Cristina Rodriguez, senior counsel with the law firm of Wolfe Pincavage LLP, offers guidance on how suppliers and buyers should prepare for the inevitable contract disputes that arise from issues such as supply chain shortages arising from the COVID-19 pandemic.
The pandemic and related disruptions have led to an increase in contract disputes between suppliers and buyers over the past year, Rodriguez says. Parties to contracts have had to deal with a host of issues, including government restrictions on operations, labor shortages and cyber attacks. As a result, suppliers have found themselves unable to meet deadlines and requirements for filling orders, with some disputes raising questions about whether certain disruptions are covered by insurance.

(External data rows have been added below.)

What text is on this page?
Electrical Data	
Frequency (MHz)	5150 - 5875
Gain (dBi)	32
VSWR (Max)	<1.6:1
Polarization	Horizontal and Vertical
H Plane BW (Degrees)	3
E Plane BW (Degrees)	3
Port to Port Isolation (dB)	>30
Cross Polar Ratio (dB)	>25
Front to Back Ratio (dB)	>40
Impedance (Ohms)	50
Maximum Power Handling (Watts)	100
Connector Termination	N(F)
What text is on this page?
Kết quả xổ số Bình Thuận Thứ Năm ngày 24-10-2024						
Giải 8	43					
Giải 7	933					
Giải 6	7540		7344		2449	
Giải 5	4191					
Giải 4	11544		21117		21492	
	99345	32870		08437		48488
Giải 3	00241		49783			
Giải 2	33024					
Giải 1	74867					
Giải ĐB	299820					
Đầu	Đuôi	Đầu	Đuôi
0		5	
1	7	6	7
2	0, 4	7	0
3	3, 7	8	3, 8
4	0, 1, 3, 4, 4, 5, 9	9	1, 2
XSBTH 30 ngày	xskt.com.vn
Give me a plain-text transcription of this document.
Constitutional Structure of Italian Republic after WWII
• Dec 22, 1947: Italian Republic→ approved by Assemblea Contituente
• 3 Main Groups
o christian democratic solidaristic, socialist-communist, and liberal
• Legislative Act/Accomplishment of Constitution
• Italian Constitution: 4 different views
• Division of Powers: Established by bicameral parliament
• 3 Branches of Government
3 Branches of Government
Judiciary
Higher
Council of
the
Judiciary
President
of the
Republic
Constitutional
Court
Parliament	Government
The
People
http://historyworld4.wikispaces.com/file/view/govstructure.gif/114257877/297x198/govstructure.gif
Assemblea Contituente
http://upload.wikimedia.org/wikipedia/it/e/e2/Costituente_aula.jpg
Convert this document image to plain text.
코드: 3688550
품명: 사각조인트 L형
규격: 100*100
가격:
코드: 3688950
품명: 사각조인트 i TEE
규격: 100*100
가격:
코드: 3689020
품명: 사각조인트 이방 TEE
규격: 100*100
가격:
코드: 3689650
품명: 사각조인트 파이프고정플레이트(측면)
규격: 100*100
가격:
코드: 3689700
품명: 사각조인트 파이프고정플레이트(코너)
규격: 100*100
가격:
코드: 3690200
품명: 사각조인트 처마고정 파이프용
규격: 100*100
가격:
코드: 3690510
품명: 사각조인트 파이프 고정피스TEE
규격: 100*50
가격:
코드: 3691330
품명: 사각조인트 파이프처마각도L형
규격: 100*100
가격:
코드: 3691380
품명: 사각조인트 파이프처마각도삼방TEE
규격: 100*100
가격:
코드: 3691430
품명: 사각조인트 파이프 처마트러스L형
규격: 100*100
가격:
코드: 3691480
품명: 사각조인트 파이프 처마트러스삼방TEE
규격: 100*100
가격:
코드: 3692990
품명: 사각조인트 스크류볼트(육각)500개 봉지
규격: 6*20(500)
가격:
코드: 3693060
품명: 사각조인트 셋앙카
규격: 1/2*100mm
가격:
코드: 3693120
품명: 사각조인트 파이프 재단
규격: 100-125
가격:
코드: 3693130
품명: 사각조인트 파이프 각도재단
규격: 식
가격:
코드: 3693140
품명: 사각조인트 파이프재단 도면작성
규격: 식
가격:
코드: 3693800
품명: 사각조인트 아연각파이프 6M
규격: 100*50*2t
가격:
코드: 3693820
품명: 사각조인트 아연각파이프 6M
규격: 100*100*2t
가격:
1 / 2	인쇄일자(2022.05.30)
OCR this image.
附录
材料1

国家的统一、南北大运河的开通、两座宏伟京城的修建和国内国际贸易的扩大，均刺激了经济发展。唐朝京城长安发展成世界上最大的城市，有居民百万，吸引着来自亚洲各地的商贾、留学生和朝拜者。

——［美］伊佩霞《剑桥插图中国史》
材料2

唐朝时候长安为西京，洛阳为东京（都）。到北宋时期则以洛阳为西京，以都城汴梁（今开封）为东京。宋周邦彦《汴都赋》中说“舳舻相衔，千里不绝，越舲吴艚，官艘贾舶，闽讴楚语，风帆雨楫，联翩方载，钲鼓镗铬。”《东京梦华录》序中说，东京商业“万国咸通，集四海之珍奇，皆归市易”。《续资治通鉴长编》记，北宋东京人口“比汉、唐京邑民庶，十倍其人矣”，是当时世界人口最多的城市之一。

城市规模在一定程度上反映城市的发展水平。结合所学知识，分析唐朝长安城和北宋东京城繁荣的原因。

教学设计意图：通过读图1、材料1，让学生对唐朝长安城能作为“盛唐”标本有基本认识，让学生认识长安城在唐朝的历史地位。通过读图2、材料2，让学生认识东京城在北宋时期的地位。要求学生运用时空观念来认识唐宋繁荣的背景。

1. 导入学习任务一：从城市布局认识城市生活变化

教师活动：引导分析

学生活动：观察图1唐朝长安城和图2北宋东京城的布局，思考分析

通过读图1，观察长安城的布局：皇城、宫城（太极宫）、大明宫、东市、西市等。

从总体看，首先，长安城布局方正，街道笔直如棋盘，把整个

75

The best way to resolve such disputes is to anticipate them, Rodriguez says. “Conflicts are going to arise in any supply chain relationship,” she adds, and companies need to plan for them. Contracts should include a resolution mechanism that includes such options as a formal complaints department, mediation with the help of a neutral third party, and finally arbitration. The last is often preferable to years of expensive litigation. It can be designed as a tiered process that scales in complexity with the amount of money involved, Rodriguez says.
Both mediation and arbitration involve the participation of a neutral third party, but the individual in the first instance is there to help the parties come to a workable solution, not impose one. With arbitration, by contrast, the arbitrator (who can be one or several individuals) hears the case and makes an award. In binding arbitration, the parties have agreed in advance to be bound by the arbitrator’s decision, while the non-binding variety is less formal, with the ruling subject to rejection by either or both.